The director of the government hospital did not let anyone know he was starting his nightly rounds. He went into one of the rooms and found that a male nurse had a female patient on the floor and was lying on top of her. The nurse said to the director in a welcoming tone and without stopping, “Do come in, doctor.”
The patient had closed her eyes out of shame or pleasure, or maybe she had fainted. The nurse noticed the director’s look of astonishment, and said without stopping, “There’s no need to wonder. Unlike many others, I don’t like beds.”
The director left in shock and went into another room, which was larger and lined with metal beds painted white. He was surprised to see that many patients had surrounded a young man of twenty and were setting on him with slaps and blows, saying the whole time, “Talk! Admit it!”
But the young man was crying without shame, letting tears flow down his face and swearing in a pleading voice that he was suffering from cancer, that he was going to die in four weeks and had nothing to hide or confess. The patients then informed the director that the young man was not sick but had been planted by the police in order to spy on them and discover their political leanings. Puzzled, the director left the room, only to see in the corridor two female nurses who had pinned to the wall a young doctor with fair complexion and blond hair and were feeling him with wanton fingers. One of them said to the frowning director, “This poor fellow is a patient who hasn’t said what’s wrong with him, and we’re examining him.”
The director muttered some vague words and hurried down the corridor. He went into the first room he chanced upon but was immediately struck by a strong and disgusting smell that came from an old man who was lying motionless in a bed, his eyes glazed in a fixed stare and his ashen face contorted by a searing and unbearable pain. The doctor hurried out with frightened steps. He did not finish his rounds and wanted to scream in reproach until his voice went hoarse. He went into a room set aside for physicians, but found four doctors drinking beer and smoking cigarettes.
They did not stand up out of respect, nor did they seem to have taken any notice of him but kept staring avidly at the television.
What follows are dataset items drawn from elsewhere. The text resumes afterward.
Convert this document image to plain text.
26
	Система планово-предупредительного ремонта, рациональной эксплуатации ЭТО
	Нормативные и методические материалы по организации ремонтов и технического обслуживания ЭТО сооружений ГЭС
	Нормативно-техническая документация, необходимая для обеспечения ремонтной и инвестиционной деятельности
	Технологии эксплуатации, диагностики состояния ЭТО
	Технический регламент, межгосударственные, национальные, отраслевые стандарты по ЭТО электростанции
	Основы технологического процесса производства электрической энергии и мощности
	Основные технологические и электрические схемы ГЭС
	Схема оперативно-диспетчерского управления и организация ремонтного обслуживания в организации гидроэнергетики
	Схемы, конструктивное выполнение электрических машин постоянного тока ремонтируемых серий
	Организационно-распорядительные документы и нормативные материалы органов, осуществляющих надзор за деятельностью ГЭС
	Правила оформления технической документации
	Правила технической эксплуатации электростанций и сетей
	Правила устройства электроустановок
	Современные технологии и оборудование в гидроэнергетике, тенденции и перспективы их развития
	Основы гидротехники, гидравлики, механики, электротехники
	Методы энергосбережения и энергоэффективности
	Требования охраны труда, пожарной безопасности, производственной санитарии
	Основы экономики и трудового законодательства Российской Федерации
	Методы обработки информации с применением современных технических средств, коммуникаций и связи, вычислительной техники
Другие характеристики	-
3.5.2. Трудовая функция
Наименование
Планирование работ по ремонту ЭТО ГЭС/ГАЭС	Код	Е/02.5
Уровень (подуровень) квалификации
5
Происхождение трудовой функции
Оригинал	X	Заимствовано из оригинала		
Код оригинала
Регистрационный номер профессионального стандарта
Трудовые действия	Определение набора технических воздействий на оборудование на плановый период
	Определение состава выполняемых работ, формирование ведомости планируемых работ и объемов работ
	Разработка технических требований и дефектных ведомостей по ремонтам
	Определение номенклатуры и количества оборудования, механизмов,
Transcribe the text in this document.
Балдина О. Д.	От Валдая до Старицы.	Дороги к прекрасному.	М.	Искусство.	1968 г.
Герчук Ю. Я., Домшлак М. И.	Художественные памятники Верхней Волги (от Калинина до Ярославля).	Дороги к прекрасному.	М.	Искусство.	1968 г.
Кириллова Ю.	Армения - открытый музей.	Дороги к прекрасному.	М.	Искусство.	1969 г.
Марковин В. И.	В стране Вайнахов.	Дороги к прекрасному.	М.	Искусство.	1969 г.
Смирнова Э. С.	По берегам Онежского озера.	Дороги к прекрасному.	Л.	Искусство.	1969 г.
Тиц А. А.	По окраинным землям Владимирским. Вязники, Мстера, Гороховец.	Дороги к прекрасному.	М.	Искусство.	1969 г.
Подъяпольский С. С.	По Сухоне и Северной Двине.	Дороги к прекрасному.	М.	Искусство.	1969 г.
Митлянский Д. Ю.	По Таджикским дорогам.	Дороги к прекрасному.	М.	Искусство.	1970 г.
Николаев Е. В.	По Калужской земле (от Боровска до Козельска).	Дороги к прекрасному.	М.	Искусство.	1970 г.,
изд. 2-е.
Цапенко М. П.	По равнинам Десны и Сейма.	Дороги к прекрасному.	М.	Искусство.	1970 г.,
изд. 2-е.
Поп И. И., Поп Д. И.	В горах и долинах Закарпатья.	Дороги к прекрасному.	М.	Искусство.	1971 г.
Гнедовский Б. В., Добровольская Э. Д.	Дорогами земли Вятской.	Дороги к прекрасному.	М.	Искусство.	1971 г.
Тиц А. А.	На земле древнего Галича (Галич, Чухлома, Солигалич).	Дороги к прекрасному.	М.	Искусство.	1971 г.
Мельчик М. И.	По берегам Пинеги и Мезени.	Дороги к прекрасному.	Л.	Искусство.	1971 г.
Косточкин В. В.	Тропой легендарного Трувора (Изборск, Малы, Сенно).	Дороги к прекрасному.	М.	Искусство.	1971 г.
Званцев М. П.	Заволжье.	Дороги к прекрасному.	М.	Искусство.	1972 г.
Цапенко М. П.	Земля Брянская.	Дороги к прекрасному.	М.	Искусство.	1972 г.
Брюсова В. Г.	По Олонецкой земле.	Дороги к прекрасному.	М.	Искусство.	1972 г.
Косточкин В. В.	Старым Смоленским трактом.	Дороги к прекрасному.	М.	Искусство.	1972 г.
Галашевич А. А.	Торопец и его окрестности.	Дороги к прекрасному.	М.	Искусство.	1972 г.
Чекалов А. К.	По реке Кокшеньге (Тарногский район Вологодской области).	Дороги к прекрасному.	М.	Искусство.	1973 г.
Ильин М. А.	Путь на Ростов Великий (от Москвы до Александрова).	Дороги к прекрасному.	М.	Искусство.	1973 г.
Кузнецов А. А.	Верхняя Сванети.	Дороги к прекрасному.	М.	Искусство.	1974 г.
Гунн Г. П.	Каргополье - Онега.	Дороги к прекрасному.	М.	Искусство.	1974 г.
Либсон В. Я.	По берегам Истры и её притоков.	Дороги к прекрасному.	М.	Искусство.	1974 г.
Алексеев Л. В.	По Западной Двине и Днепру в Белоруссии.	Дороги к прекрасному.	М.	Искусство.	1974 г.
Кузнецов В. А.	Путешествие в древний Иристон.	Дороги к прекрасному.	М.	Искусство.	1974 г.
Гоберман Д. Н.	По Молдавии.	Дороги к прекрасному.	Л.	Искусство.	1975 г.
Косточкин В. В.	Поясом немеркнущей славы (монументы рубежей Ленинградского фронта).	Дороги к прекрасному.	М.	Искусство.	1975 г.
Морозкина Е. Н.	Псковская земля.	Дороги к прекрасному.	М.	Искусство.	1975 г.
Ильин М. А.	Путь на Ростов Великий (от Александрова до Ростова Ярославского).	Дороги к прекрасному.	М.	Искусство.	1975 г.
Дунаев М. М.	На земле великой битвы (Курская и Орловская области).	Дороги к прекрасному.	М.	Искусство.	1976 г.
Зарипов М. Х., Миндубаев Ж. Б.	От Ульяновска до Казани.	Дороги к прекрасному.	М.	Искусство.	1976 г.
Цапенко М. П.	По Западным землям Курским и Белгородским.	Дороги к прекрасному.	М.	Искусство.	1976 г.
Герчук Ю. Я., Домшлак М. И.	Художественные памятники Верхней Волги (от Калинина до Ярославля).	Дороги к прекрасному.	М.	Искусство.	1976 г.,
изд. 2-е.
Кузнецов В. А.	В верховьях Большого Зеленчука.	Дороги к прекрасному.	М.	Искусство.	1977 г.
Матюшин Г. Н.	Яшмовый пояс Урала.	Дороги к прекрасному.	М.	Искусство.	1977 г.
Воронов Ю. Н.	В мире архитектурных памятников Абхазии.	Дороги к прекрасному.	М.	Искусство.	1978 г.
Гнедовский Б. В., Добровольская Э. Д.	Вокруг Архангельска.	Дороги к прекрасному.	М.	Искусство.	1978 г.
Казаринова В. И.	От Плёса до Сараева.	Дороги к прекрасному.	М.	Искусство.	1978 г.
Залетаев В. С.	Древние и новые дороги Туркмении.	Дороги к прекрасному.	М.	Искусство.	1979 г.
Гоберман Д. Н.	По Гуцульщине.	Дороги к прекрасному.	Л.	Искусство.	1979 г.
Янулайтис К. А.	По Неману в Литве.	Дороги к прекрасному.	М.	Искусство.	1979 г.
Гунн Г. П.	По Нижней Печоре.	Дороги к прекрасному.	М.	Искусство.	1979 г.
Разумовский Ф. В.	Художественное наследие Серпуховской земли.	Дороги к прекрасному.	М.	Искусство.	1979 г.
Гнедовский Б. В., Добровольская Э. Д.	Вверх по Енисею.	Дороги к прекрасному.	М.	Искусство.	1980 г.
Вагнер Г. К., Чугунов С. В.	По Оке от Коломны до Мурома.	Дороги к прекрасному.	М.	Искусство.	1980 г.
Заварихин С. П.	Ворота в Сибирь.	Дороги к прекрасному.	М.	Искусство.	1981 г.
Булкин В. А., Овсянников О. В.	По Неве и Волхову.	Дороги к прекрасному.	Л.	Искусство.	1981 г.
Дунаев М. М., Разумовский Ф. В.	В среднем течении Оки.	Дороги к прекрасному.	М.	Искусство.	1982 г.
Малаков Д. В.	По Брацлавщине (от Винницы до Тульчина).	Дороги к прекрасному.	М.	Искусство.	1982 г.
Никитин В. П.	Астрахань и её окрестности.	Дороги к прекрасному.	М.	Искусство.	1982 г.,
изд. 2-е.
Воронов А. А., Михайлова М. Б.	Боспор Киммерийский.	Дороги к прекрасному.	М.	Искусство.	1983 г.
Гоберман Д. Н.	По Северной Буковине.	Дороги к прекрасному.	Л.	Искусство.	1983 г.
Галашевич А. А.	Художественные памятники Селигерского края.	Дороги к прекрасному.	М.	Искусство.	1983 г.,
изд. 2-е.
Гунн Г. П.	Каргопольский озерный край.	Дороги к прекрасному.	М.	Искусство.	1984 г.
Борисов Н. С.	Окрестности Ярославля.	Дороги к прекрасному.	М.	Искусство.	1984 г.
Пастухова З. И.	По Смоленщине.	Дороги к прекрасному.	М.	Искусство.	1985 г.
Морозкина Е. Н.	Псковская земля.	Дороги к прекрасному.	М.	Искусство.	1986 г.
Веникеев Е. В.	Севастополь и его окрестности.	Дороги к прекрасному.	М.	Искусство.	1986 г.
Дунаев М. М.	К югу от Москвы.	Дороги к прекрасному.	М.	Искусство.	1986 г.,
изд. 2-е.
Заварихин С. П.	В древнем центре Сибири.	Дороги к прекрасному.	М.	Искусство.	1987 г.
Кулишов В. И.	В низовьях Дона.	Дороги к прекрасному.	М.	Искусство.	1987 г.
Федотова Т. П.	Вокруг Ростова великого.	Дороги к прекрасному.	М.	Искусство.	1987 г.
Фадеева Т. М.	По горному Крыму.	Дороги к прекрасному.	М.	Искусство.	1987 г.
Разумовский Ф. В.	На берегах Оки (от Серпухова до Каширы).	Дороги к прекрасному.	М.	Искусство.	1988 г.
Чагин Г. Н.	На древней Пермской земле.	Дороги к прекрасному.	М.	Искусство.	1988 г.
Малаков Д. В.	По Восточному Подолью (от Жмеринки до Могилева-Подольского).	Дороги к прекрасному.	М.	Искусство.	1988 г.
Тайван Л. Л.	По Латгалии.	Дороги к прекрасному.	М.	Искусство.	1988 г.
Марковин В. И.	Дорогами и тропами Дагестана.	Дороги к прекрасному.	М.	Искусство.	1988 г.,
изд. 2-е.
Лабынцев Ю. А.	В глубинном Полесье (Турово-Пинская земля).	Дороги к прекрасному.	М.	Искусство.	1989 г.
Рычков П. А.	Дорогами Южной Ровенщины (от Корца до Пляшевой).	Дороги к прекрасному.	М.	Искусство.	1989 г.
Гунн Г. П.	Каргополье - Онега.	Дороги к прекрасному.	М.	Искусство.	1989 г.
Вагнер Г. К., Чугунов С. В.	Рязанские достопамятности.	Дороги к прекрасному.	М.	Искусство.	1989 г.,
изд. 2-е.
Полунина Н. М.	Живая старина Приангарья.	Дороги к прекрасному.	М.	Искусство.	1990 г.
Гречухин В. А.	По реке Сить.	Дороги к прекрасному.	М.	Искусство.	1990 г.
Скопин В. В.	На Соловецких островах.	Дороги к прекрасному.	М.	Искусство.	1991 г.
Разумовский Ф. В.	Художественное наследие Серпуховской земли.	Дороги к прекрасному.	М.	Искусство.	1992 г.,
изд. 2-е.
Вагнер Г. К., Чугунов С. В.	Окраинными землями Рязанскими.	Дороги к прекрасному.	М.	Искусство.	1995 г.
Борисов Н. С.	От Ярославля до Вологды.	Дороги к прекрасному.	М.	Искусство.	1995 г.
He stood a few moments in a state of speechless confusion. Then he sat in a chair facing the television set and, with eyes wide open, he saw the most modern jet fighters dropping huge sacks full of wheat and sugar on top of ancient mud houses scattered over a barren landscape. Every time a sack landed, it brought the roof down on its dwellers and buried them in rubble covered with mountains of wheat and sugar. The jets hit their targets with precision, and the doctors cried out in admiration at the skill of the pilots while the director muttered “God is great!” in a subdued and terrified voice.